When using or sharing huge databases for machine learning, Rice University computer scientists have identified an inexpensive approach for tech businesses to implement a stringent form of personal data protection.
“There are many cases where machine learning could benefit society if data privacy could be ensured,” said Anshumali Shrivastava, an associate professor of computer science at Rice.
“There’s huge potential for improving medical treatments or finding patterns of discrimination, for example, if we could train machine learning systems to search for patterns in large databases of medical or financial records. Today, that’s essentially impossible because data privacy methods do not scale.”
With a new strategy they’ll present this week at CCS 2021, the Association for Computing Machinery’s annual flagship conference on computer and communications security, Shrivastava and Rice graduate student Ben Coleman seek to change that.
Shirvastava and Coleman discovered they could construct a brief summary of an extensive database of sensitive records using a technique called locality sensitive hashing. Their method, dubbed RACE, gets its name from these summaries, which are also known as “repeated array of count estimators” drawings.
There are many cases where machine learning could benefit society if data privacy could be ensured. There’s huge potential for improving medical treatments or finding patterns of discrimination, for example, if we could train machine learning systems to search for patterns in large databases of medical or financial records. Today, that’s essentially impossible because data privacy methods do not scale.
Anshumali Shrivastava
RACE drawings, according to Coleman, are both safe to make public and valuable for algorithms that use kernel sums, one of machine learning’s core building blocks, and for machine-learning programs that do common tasks like classification, ranking, and regression analysis.
RACE, he added, may allow businesses to profit from large-scale, distributed machine learning while also maintaining a strict kind of data protection known as differential privacy.

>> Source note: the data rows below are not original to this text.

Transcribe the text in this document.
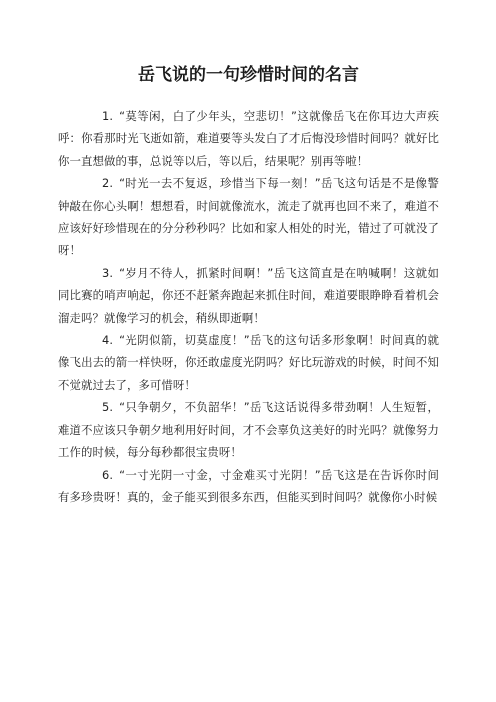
岳飞说的一句珍惜时间的名言

1. “莫等闲，白了少年头，空悲切！”这就像岳飞在你耳边大声疾呼：你看那时光飞逝如箭，难道要等头发白了才后悔没珍惜时间吗？就好比你一直想做的事，总说等以后，等以后，结果呢？别再等啦！

2. “时光一去不复返，珍惜当下每一刻！”岳飞这句话是不是像警钟敲在你心头啊！想想看，时间就像流水，流走了就再也回不来了，难道不应该好好珍惜现在的分分秒秒吗？比如和家人相处的时光，错过了可就没了呀！

3. “岁月不待人，抓紧时间啊！”岳飞这简直是在呐喊啊！这就如同比赛的哨声响起，你还不赶紧奔跑起来抓住时间，难道要眼睁睁看着机会溜走吗？就像学习的机会，稍纵即逝啊！

4. “光阴似箭，切莫虚度！”岳飞的这句话多形象啊！时间真的就像飞出去的箭一样快呀，你还敢虚度光阴吗？好比玩游戏的时候，时间不知不觉就过去了，多可惜呀！

5. “只争朝夕，不负韶华！”岳飞这话说得多带劲啊！人生短暂，难道不应该只争朝夕地利用好时间，才不会辜负这美好的时光吗？就像努力工作的时候，每分每秒都很宝贵呀！

6. “一寸光阴一寸金，寸金难买寸光阴！”岳飞这是在告诉你时间有多珍贵呀！真的，金子能买到很多东西，但能买到时间吗？就像你小时候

Differential privacy, which is used by a number of computer giants, is based on the principle of obscuring individual information with random noise.
“There are elegant and powerful techniques to meet differential privacy standards today, but none of them scale,” Coleman said. “The computational overhead and the memory requirements grow exponentially as data becomes more dimensional.”
Data is becoming increasingly multi-dimensional, which means it comprises a large number of observations as well as a large number of distinct attributes about each observation.
He explained that RACE is used to create scales for high-dimensional data. The sketches are compact and easy to distribute, as are the computational and memory needs for creating them.
“Engineers today must either sacrifice their budget or the privacy of their users if they wish to use kernel sums,” Shrivastava said. “RACE changes the economics of releasing high-dimensional information with differential privacy. It’s simple, fast and 100 times less expensive to run than existing methods.”
Shrivasta and his students have developed a number of algorithmic ways to make machine learning and data science faster and more scalable in the past.
They and their collaborators have discovered a more efficient way for social media companies to prevent misinformation from spreading online, discovered a way to train large-scale deep learning systems up to 10 times faster for “extreme classification” problems, discovered a way to more accurately and efficiently estimate the number of identified victims killed in the Syrian civil war, and demonstrated that deep neural networks can be trained up to 15 times faster on general-purpose CPUs.
The research was funded by the Basic Research Challenge program of the Office of Naval Research, the National Science Foundation, the Air Force Office of Scientific Research, and Adobe Inc.